Già a novembre i veneziani si sono chiusi in casa per l’acqua alta, segnale dello storto mondo in cui stiamo e di cui la Serenissima, Banksy dixit, subisce alcune delle peggiori conseguenze. Certo Rialto e San Marco deserti e gli scatti satellitari di Canal Grande e Canale della Giudecca vuoti dal traffico sgomentano. Nessuna «città ideale» è sgombra, eccetto la famosa veduta del Rinascimento che illustrava principi prospettici e architettonici. I cittadini fanno la città, abitandola. L’aspetto metafisico di Venezia in questi giorni può piacere, si gusta il ritrovato silenzio fra le calli, la laguna che senza più moto ondoso sembra un lago, ma non incantiamoci. È una situazione estrema, un Carnevale alla rovescia altrettanto pericoloso per il benessere della cittadinanza. Artigiani, ristoratori e albergatori soffrono. E soffrono i bambini, abituati a vivere la città come un prolungamento di casa, un luogo di incontri e di splendide passeggiate.

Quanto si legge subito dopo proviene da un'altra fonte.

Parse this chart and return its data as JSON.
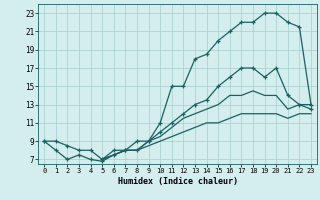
{
  "xlabel": "Humidex (Indice chaleur)",
  "bg_color": "#d4eeee",
  "grid_color": "#a8cccc",
  "line_color": "#1a6060",
  "xlim": [
    -0.5,
    23.5
  ],
  "ylim": [
    6.5,
    24.0
  ],
  "xticks": [
    0,
    1,
    2,
    3,
    4,
    5,
    6,
    7,
    8,
    9,
    10,
    11,
    12,
    13,
    14,
    15,
    16,
    17,
    18,
    19,
    20,
    21,
    22,
    23
  ],
  "yticks": [
    7,
    9,
    11,
    13,
    15,
    17,
    19,
    21,
    23
  ],
  "line1_x": [
    0,
    1,
    2,
    3,
    4,
    5,
    6,
    7,
    8,
    9,
    10,
    11,
    12,
    13,
    14,
    15,
    16,
    17,
    18,
    19,
    20,
    21,
    22,
    23
  ],
  "line1_y": [
    9,
    9,
    8.5,
    8,
    8,
    7,
    8,
    8,
    9,
    9,
    11,
    15,
    15,
    18,
    18.5,
    20,
    21,
    22,
    22,
    23,
    23,
    22,
    21.5,
    13
  ],
  "line2_x": [
    0,
    1,
    2,
    3,
    4,
    5,
    6,
    7,
    8,
    9,
    10,
    11,
    12,
    13,
    14,
    15,
    16,
    17,
    18,
    19,
    20,
    21,
    22,
    23
  ],
  "line2_y": [
    9,
    8,
    7,
    7.5,
    7,
    6.8,
    7.5,
    8,
    8,
    9,
    10,
    11,
    12,
    13,
    13.5,
    15,
    16,
    17,
    17,
    16,
    17,
    14,
    13,
    12.5
  ],
  "line3_x": [
    5,
    6,
    7,
    8,
    9,
    10,
    11,
    12,
    13,
    14,
    15,
    16,
    17,
    18,
    19,
    20,
    21,
    22,
    23
  ],
  "line3_y": [
    7,
    7.5,
    8,
    8,
    9,
    9.5,
    10.5,
    11.5,
    12,
    12.5,
    13,
    14,
    14,
    14.5,
    14,
    14,
    12.5,
    13,
    13
  ],
  "line4_x": [
    5,
    6,
    7,
    8,
    9,
    10,
    11,
    12,
    13,
    14,
    15,
    16,
    17,
    18,
    19,
    20,
    21,
    22,
    23
  ],
  "line4_y": [
    7,
    7.5,
    8,
    8,
    8.5,
    9,
    9.5,
    10,
    10.5,
    11,
    11,
    11.5,
    12,
    12,
    12,
    12,
    11.5,
    12,
    12
  ]
}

Che fare, allora, nella post-pandemia? Necessariamente dovremo adeguarci alle norme igieniche e sanitarie, che richiedono la distanza interpersonale, la cautela, il rispetto, il decoro, l’attenzione nei gesti. Il messaggio del virus, dunque, è la buona educazione. E se facessimo di necessità virtù? Immaginare soluzioni alternative per Venezia assecondando l’indicazione del Covid, rivedendo il paradigma economico di cui siamo vittime e responsabili, e gli stili di vita che ne sono seguiti. Se attendessimo a braccia conserte la scoperta del vaccino, concederemmo a chi ha provocato questo dramma di accanirsi più di prima. Il divieto di assembramento è già un gesto-barriera contro il ritorno dell’identico, un formidabile bastone tra le ruote al turismo di massa. Ma non basta.
Autoctoni e non, impegnamoci perché la condizione per votare chi governerà in città con la prossima giunta sia di sbarrare i porti alle navi da crociera. Un atto concreto di tutela simbolico di altri che ne discendono. La ricchezza della Serenissima non è mai dipesa da masse e grandi navi, ma da grandi idee.